The so called Great Recession, as the economic downturn that started in 2008 is now called, has certainly taken its toll on employment numbers. In 2007 recent MBA graduates were doing very well, indeed, at least those lucky enough to get their MBAs from the top ranked 30 or so business schools in the USA. A survey of the placement departments of these top-ranked B schools is reporting that although the percentage of recent MBA graduates who have received job offers within three months of graduation is down from the heady 2007 standards, the average starting salary of $90,000 or more is up from prior years, and higher than even 2007 starting salary levels.
Just like star college athletes, top-ranked MBA school graduates were getting used to receiving five figure signing bonuses from the hordes of corporate recruiters who were competing for their services. The signing bonuses are still there today but they are now being offered only to those few grads that recruiters rate at the top of the heap.

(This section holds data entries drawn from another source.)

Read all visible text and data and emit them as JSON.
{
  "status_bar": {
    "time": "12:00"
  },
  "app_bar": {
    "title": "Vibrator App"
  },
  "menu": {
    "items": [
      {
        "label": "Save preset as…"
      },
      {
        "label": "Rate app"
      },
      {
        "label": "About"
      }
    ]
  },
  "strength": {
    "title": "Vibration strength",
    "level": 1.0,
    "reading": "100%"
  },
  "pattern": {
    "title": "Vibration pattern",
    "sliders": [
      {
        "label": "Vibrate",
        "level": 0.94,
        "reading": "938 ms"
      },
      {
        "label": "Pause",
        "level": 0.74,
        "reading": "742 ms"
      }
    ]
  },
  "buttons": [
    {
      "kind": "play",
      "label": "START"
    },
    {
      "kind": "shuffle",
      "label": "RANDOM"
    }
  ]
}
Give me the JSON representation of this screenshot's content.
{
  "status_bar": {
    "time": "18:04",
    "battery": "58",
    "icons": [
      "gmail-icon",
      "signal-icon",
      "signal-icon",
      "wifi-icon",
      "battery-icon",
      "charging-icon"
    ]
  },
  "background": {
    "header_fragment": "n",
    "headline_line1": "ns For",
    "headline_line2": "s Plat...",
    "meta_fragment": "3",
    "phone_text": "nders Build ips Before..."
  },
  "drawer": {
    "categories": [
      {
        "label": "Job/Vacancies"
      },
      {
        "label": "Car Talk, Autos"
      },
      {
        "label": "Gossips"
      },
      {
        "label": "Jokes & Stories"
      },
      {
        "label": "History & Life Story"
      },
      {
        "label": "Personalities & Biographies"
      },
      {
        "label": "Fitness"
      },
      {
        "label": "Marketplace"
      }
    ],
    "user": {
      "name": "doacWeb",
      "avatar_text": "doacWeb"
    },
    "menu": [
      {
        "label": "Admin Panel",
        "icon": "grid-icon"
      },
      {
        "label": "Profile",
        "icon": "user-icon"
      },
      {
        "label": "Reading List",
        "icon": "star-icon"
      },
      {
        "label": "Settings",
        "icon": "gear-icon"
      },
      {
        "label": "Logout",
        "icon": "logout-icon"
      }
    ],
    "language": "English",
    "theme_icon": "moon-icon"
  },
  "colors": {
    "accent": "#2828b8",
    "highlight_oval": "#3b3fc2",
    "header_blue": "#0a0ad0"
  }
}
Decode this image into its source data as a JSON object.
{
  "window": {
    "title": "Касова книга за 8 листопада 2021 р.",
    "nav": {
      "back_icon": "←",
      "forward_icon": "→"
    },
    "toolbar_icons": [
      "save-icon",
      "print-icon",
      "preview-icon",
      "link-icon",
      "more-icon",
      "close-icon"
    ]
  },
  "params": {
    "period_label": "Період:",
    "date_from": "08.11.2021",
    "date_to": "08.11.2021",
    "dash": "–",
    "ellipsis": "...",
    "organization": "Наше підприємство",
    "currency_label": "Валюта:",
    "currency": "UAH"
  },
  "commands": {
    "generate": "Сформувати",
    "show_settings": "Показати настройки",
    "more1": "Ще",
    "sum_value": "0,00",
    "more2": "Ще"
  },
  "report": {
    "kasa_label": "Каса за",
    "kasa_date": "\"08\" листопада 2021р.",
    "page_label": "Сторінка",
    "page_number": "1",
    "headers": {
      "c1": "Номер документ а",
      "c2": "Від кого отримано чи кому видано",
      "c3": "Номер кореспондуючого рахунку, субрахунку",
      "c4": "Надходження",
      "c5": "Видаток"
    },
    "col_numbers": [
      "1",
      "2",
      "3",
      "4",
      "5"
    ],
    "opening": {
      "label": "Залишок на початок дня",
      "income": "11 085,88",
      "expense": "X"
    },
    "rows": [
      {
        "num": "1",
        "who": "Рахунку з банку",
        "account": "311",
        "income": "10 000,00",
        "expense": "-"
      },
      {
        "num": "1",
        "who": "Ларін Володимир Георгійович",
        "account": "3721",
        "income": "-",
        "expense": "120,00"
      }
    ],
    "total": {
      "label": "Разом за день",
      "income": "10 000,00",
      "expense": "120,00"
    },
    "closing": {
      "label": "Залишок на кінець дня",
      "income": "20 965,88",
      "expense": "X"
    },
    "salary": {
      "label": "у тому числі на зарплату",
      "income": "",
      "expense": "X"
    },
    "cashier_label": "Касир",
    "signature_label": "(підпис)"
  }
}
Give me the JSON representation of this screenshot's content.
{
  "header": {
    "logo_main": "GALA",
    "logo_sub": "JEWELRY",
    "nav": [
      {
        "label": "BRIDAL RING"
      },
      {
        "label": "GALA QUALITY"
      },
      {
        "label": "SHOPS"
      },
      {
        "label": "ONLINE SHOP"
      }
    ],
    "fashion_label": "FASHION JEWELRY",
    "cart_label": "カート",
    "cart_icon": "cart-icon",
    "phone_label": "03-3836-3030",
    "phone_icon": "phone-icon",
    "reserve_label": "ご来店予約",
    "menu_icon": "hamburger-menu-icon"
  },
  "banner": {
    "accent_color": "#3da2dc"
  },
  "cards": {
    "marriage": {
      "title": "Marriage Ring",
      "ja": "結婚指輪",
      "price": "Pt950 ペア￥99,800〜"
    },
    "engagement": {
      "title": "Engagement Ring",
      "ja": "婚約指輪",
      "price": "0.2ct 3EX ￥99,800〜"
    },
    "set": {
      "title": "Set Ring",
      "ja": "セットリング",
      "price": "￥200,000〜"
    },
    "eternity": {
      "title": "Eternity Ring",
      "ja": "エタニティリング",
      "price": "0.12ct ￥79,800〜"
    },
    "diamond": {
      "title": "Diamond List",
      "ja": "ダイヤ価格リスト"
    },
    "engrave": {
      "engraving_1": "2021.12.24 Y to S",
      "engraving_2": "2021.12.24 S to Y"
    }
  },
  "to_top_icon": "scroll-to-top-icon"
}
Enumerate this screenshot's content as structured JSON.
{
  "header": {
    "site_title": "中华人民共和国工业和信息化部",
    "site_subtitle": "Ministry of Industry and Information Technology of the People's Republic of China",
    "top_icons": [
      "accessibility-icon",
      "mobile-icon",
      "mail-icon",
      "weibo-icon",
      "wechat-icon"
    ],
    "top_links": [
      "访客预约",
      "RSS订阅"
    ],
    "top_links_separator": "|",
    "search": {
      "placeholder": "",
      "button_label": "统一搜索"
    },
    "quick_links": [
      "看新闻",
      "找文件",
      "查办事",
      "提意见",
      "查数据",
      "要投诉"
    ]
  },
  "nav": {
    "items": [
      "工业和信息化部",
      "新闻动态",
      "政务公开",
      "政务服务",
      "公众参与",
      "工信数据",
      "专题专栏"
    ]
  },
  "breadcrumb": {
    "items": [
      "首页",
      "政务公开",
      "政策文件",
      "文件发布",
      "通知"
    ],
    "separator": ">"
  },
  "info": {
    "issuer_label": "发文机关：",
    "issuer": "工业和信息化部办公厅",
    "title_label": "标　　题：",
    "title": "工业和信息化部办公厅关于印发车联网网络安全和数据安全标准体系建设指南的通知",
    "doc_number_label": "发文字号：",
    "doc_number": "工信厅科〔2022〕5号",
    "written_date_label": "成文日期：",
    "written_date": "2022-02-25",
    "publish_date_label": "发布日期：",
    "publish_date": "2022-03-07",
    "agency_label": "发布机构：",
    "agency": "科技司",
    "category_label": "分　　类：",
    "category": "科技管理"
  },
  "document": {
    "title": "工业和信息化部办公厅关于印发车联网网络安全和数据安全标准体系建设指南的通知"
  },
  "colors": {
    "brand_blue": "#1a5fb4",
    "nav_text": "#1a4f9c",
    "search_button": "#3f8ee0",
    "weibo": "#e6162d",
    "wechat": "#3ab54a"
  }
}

Overall, douglas e learning about 1 in 5 or 6 recent MBA grads was still looking for a full time gig more than three months after graduation. Lest we get too concerned, online mba hong kong consider that several in that number are reported to have turned down job offers because those offers were for less money than these grads were expecting, or because the position or the company was not perceived as the best possible opportunity for long term career growth.
Many newspaper and other media commentators are starting to use the phrase the “new normal” more often than not. If true, the new normal is bad news for the millions of Americans who will remain out of work for many more months or maybe even years, anonymously mired somewhere in that dreaded 9% national unemployment rate.
How are these recent MBA grads doing?
Every big storyline has its sideboards and one of the most interesting sideboards of the times is the fate of the several hundreds of individuals who, in the midst of this Great Recession, have either spent tens of thousands of dollars, or taken on student loans aggregating around the six figure mark, to eschew taking their chances in the workforce for two or more years of graduate school education to get a Masters of Business Administration (MBA) degree.